ECLI:NL:GHLEE:2009:BH3476
Gerechtshof Leeuwarden
- Hoger beroep
- P. Koolschijn
- H.M.E. Laméris-Tebbenhoff Rijnenberg
- A.J. Rietveld
- Rechtspraak.nl
Veroordeling wegens poging tot doodslag met gevangenisstraf en tenuitvoerlegging van voorwaardelijke straf
In deze zaak heeft het Gerechtshof Leeuwarden op 19 februari 2009 uitspraak gedaan in hoger beroep tegen een vonnis van de rechtbank Assen.
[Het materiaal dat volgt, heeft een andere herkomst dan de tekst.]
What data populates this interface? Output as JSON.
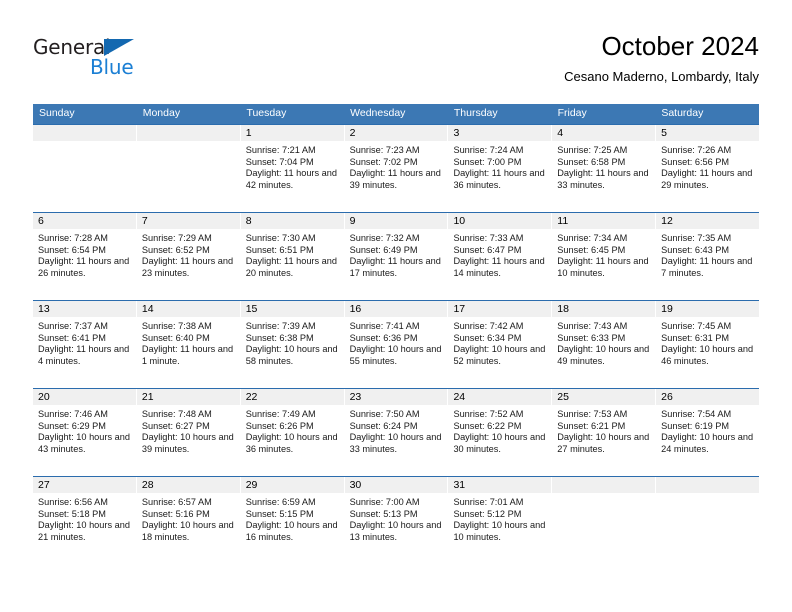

De verdachte is veroordeeld voor poging tot doodslag en krijgt een gevangenisstraf van achttien maanden opgelegd. De zaak betreft een incident dat plaatsvond op 11 juni 2006, waarbij de verdachte de aangever, [slachtoffer], met kracht in het gezicht heeft gestompt en hem vervolgens meerdere keren tegen het hoofd heeft geschopt terwijl hij op de grond lag. De rechtbank Assen had eerder een lagere straf opgelegd, maar het hof oordeelt dat deze niet in verhouding staat tot de ernst van het feit en de omstandigheden waaronder het is gepleegd.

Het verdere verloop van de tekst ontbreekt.